Para um compositor plugado, um projeto multiplataforma: criado pela Musickeria, o ‘Samba Book’, como ocorreu nas edições anteriores, tem CD duplo, DVD, Blu-Ray, especial de TV, livro com discografia comentada, partituras, ambiente web com redes sociais e aplicativos. O repertório do DVD inclui seu primeiro sucesso, ‘Malandro’, reinterpretado por Baby do Brasil. Emicida põe novo balanço no verso “respeite quem soube chegar onde a gente chegou” de ‘Moleque Atrevido’, Anitta sensualiza em ‘Coisinha do Pai’, Elza surge no hino antirracista ‘Identidade’, Martinho da Vila canta ‘Coisa de Pele’. Alcione recria ‘De Sampa a São Luiz’. Nos extras do DVD, Beth Carvalho, que canta ‘Pedaço de Ilusão’, revela ter dado uma esnobada em Jorge quando o conheceu (“não prestei atenção nele, estranho, né?”, diz); e Maria Rita (que canta ‘Do Fundo do Nosso Quintal’) chora ao dar depoimento sobre o sambista.
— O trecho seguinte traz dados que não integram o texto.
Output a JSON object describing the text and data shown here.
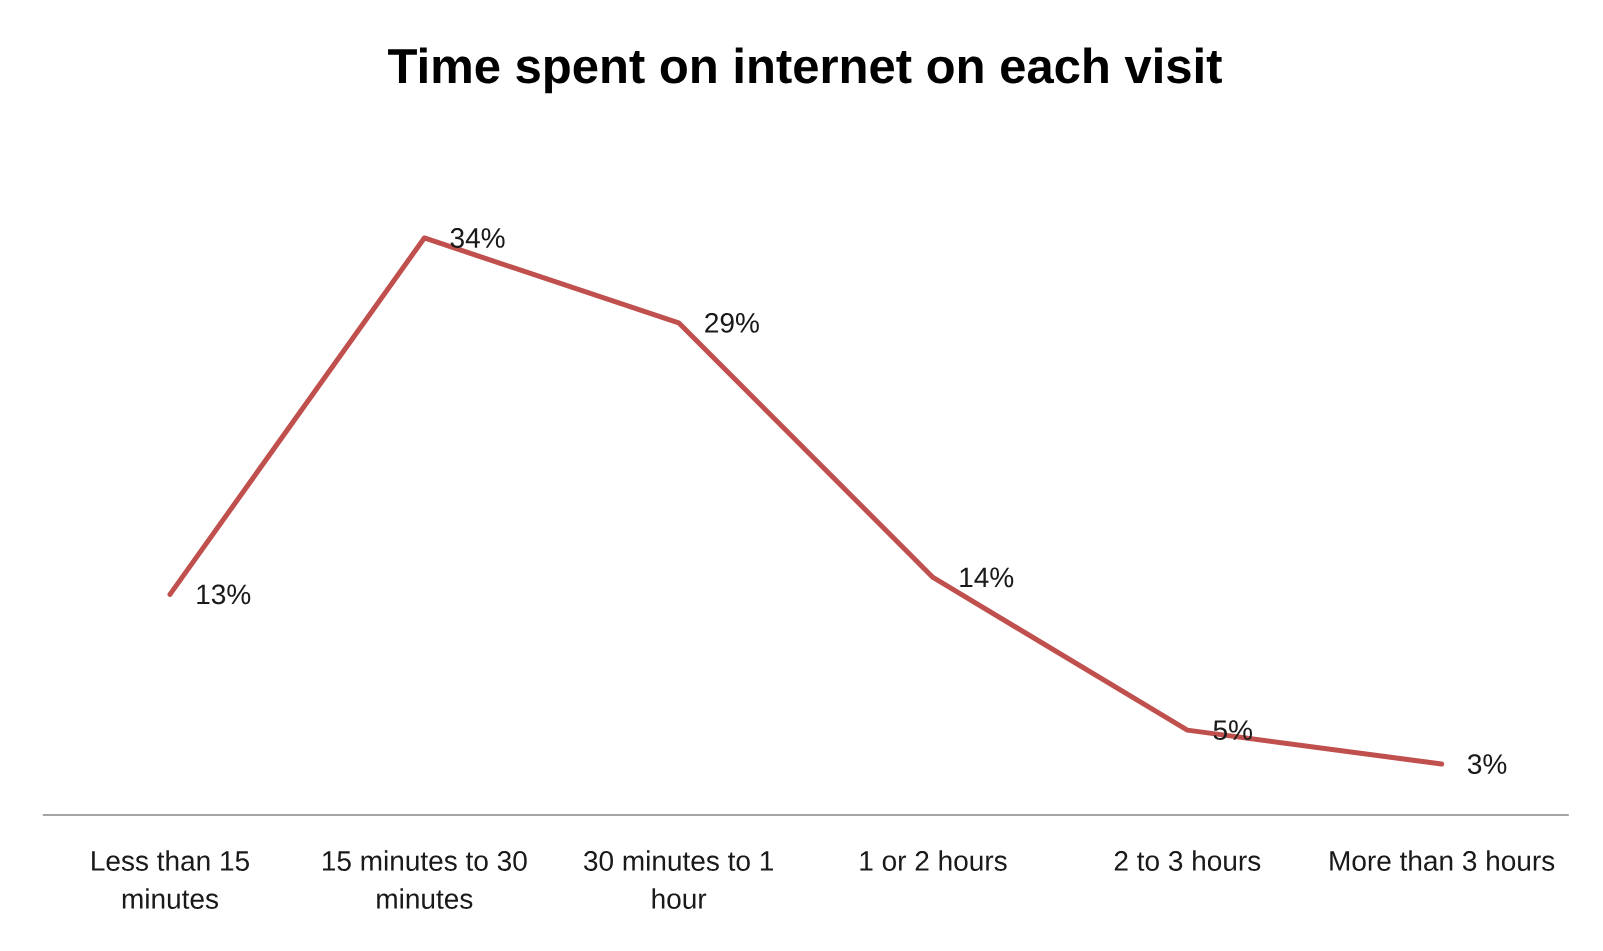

“Ela chorou mesmo?”, pergunta, impressionado. “Rapaz, nem vi os extras ainda. Mas todo mundo arrebentou. A Anitta me falou do quanto ‘Coisinha do Pai’ é importante para ela, que tem a ver com a história dela com os pais. Foi uma música que fiz para minhas filhas. ‘Vou Festejar’ também não fiz para a Beth Carvalho (que a gravou). Foi tudo pra mim. Sempre fiz o que gostava. Meu samba não é cartão de crédito”. Jorge já vem compondo músicas novas, sozinho e com parceiros como Leandro Lehart, mas revela que o que faz sucesso mesmo são sambas seus feitos há quatro décadas. “Toco ‘Malandro’ e muita gente acha que ela foi feita agora. Já aconteceu de eu chegar num show e falar: ‘Não tenho nada novo pra apresentar, só esses sambas aqui de 40 anos atrás...’ e todo mundo: ‘Êêêêê!’”, brinca.

As emoções do DVD foram fortes, mas Jorge se cuida. Após um enfarte agudo em 2014,o cantor, que tem 67 anos, frequenta o médico e faz exercícios. Na época, fez operação e pôs stents. “Poderia ter sido fatal, mas fui atendido rapidamente e não tive sequelas. Depois de uma operação dessas, você ganha uma maneira nova de ver a vida. Hoje quero estar perto de pessoas que me tragam algo de bom.”

Um sambista nos bailes

Jorge Aragão, há 40 anos, de calça boca de sino, juba black, magrinho, tocando guitarra. Imaginou a cena?Pois é, aconteceu: antes de ‘Malandro’ estourar na voz de Elza Soares, o sambista era músico de baile e dividia seu tempo entre o cavaquinho, o violão e a guitarra. Tinha fama de bom guitarrista, inclusive — e segundo testemunhas, tirava todos os solos de Jimi Hendrix. “Eu adorava Wes Montgomery (guitarrista americano de jazz). Na época, o Jotabê (parceiro em ‘Malandro’) fazia baile comigo e me passava a melodia na Kombi que nos levava para as festas, cantando ‘lá lá lá’. Eu tirava tudo na hora”, conta Jorge. Naquele tempo, bem antes de entrar para o Fundo de Quintal (ao qual pertenceu na década de 80) e sem nem sonhar em se tornar cantor solo de sucesso, usava uma roupa toda verde. “Eu era tão magro que parecia um louva-a-deus”, brinca. Hoje Jorge nem tem guitarra em casa e prefere usar violão elétrico, mas diz que as lições desse período ficaram até hoje. “Eu já gravei as ‘Bachianas’ de Heitor Villa-Lobos, gravei em português ‘Can’t Take My Eyes Off You’ (sucesso do grupo americano Frankie Valli & The Four Seasons, que com Jorge virou ‘O Céu Nas Mãos’)... Nem é para provocar os defensores das raízes do samba, mas é para mostrar uma outra face minha”.